Beyond the Burqa
The inner-workings of fashion in the progressive Middle East make it a complex world to comprehend unless you’re living and breathing it; which I have been this summer. The Middle Eastern fashion world and their customers want the best and only the best, the newest and the most expensive, and with this attitude they have become fundamental in the preservation of Harrods in the economic downturn. The biggest buyers of haute couture today are centered around the Gulf –Saudis, Kuwaitis, Qataris and nationals of the United Arab Emirates (UAE) will quite happily spend £40,000 on a low-cut dress for an event they can attend sans males.
Fashion freedom in the Middle East is a serious subject with women often using it as a political statement. Laws on clothing were formulated by the countries’ religious practices and cultural customs which state that women must wear a daily uniform, commonly known as burqas, in public places. However, they are beginning to make their own choices; their appearance is no longer completely dictated by men. They buy designer burqas, changing the style from season to season and creating their own fashion hierarchy. Evidently making great progress, Middle Eastern women simultaneously hold a fascination towards the opulent, colourful extravagance of some Western/European designer brands.
The first half of my summer was spent working in the beauty and skincare departments of Harrods. I was to be at the beck and call of the wealthy, and their frivolous and extravagant buying habits left me in utter fascination. Described by Simon Mills of the Daily Mail as ‘bling-ionaires’, Arab customers rule over the Knightsbridge area and transform it into what he calls ‘Little Kuwait’. They love London for the fashion, and Harrods returns their love by fulfilling their every need. Harrods, in what they’ve jokingly nicknamed ‘Middle Eastern Season’, base their sales and opening times on their Middle Eastern customers. Every year they increase their summer target based on these big spenders. Flamboynt brand promotions to grasp the attention of the glamorous Arab women with use of the words ‘exclusive’ and ‘brand new’ are strictly imposed. Their tastes are very specific: they like the most extravagant, colourful brands, consciously or subconsciously defying the colour black. In equal defiance of the fashion tradition of classically French, sophisticated, monochrome or beige chicness, they prefer to be cutting edge; the Middle Eastern outlook focuses on the future and the prospect of what comes next. Part of the Harrods motto describes the store as ‘quintessentially British’, despite Intelligent Life magazine claiming it has ‘belonged to the Middle East’ since 1985 when theFayed Brothers took possession of it.

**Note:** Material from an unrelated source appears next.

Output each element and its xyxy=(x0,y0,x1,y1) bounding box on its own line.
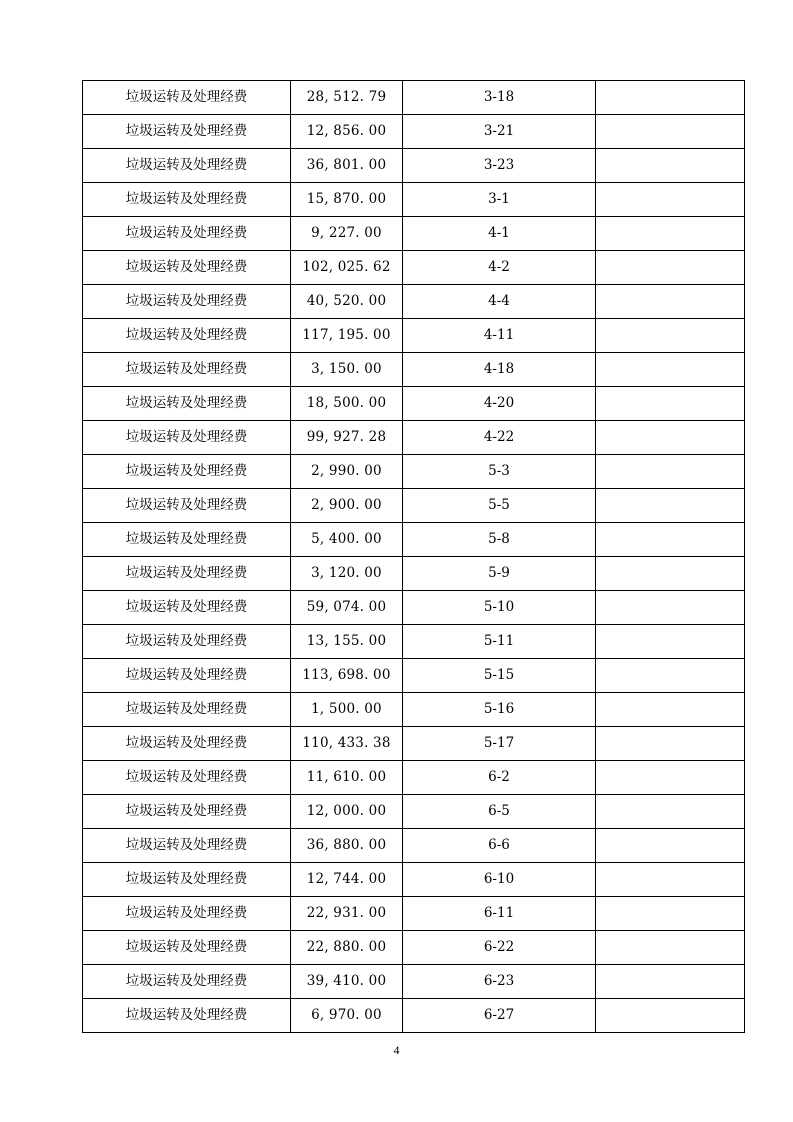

And now here I am, officially a ‘Jumeriah Jane’; a nickname for the multitude of Dubai’s ladies of leisure. Life is sunbathing and shopping in the fashion metropolis that is Dubai Mall. And by night, diamond-embellished bars, accompanied by copious amounts of free cocktails based entirely on one’s looks, height and most importantly, clothes. I’m now on the other side of the looking glass…
I asked luxury brand consultant and fashionista, Rosemin Manj for her professional perspective on the subject: “Middle Eastern fashion has evolved over the last 10 years. The majority of international brands have opened stand-alone stores throughout the Middle East, which allows the local clients to shop regionally rather than going to Europe/America.”
She also called my attention to the fact that international brands have taken into account their weather conditions to determine fabrics, and adapted to regional tastes, for example Tom Ford’s Arabian Wood fragrance, and Temperley London’s Abaya. Not only that, but despite the presence of fashion weeks, style blogs, and incredible designer brand-filled malls, many prefer to fly to Paris, Milan or London than shop locally so they can have more choice and see up-to-date collections. Demand is so high that luxury labels such as Dior have to avoid selling the same dress to members of the same circles attending the same event. For Middle Eastern women, couture is a symbol of social status and success.
The women of upper Middle Eastern society crave uniqueness, and it is this demand that has brought undeniable success to the home front. Middle Eastern designers such as Elie Saab and Zuhair Murad have enjoyed incredible success, and further progress is simply unquestionable. For now, keep your eyes out for Queen Rania of Jordan, and Shaikha Mozah of Qatar. Their sumptuous style proves there is so much more to Middle-Eastern women; a glittering world that is slowly revealing itself from underneath the burqa. And this Jumeirah Jane is proud of it.